Contudo há sinais de que de algum modo esse Brasil deserdado
esteve lá, em praça pública, marcando com sua
presença o tom do protesto e da esperança política
do resto da sociedade.
Esteve lá, primeiro, porque quatro anos de recessão,
atingindo uma sociedade que bem ou mal se modernizou intensamente
desde a grande crise de 1929, tiveram o efeito de estreitar distâncias
dentro da massa dos assalariados. Passada a euforia do "milagre
econômico" dos anos 70, a nova classe média, filha
da grande empresa privada ou estatal, descobre que a pauperização
e o desemprego não respeitam diferenças de qualificação
profissional.
Notam-se mudanças, além disso, na própria percepção
das desigualdades pelas elites econômicas e políticas.

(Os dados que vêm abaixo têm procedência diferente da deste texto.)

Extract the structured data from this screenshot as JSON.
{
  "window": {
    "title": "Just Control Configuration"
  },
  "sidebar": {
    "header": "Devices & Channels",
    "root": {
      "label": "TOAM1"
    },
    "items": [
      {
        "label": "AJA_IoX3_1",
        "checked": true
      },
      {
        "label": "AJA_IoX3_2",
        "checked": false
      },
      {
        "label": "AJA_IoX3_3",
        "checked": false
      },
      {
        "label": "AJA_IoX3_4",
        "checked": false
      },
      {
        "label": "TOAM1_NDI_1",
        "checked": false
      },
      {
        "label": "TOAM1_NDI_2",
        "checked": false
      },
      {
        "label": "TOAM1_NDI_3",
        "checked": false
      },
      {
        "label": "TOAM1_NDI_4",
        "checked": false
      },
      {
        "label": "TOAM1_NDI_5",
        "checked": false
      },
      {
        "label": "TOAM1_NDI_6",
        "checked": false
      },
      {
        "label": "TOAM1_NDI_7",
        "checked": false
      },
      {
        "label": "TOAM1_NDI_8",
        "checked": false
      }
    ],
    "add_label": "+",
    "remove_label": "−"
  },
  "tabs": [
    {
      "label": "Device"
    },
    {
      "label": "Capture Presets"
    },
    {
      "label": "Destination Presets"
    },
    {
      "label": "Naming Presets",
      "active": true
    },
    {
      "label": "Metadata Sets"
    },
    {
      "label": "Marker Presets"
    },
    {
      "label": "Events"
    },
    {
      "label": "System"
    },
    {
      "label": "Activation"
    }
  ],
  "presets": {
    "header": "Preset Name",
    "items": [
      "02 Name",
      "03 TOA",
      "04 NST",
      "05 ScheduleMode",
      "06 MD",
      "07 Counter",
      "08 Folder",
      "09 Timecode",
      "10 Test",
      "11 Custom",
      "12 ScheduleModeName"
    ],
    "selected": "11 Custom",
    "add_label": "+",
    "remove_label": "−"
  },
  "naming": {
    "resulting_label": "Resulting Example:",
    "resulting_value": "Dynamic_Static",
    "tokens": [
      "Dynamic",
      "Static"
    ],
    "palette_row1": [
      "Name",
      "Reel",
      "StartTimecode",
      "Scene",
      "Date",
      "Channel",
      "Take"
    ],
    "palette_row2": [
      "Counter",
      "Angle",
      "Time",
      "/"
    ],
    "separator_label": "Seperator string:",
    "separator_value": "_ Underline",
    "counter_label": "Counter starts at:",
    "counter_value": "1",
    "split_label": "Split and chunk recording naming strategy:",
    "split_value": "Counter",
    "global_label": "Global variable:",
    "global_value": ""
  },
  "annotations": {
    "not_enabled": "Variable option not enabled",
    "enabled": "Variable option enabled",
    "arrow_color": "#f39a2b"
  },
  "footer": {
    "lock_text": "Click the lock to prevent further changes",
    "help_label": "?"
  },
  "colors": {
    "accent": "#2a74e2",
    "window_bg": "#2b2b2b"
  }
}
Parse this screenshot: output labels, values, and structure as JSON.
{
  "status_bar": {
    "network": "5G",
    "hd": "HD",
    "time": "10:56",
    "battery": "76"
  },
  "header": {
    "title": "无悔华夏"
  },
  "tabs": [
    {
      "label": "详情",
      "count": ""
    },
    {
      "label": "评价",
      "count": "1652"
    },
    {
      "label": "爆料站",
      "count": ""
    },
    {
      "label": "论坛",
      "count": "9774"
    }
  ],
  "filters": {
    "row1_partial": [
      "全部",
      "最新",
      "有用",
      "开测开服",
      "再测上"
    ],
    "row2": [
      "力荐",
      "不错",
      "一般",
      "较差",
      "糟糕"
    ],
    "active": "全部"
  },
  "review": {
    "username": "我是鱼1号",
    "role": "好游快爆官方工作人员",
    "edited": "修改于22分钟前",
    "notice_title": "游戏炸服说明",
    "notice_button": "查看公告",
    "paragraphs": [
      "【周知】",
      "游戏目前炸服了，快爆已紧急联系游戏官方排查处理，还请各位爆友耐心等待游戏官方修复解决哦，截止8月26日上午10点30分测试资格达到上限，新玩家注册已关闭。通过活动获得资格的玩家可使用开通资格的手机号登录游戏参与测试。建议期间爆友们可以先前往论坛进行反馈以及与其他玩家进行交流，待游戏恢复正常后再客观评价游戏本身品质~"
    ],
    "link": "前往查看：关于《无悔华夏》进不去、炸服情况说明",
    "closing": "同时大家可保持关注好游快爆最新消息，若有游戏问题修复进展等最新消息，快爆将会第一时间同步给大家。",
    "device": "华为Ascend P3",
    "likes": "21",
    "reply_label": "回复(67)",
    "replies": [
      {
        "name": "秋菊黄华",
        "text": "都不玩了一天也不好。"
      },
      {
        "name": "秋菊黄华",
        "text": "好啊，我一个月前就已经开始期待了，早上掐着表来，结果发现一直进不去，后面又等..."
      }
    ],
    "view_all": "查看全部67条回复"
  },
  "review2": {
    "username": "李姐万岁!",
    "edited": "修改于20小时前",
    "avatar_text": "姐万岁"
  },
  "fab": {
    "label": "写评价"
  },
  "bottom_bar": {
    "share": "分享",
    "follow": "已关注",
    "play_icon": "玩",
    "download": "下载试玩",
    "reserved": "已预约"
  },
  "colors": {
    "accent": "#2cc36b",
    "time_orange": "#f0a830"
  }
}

O tema da distribuição de renda, que há apenas
dez anos tinha tinturas oposicionistas, quando não esquerdizantes,
hoje frequenta o discurso - embora não coerentemente a prática
- oficial. E mais: situações de conflito social, mesmo
agudo, como em Guariba, já não suscitam reações
homogeneamente alarmistas e repressivas nos setores conservadores.
Ao menos nos discursos, e já um pouco no plano concreto das
relações de trabalho, surge a compreensão de
que a defesa da ordem prezada pelos de cima pode fazer-se com mais
segurança e dignidade mediante concessões de baixo.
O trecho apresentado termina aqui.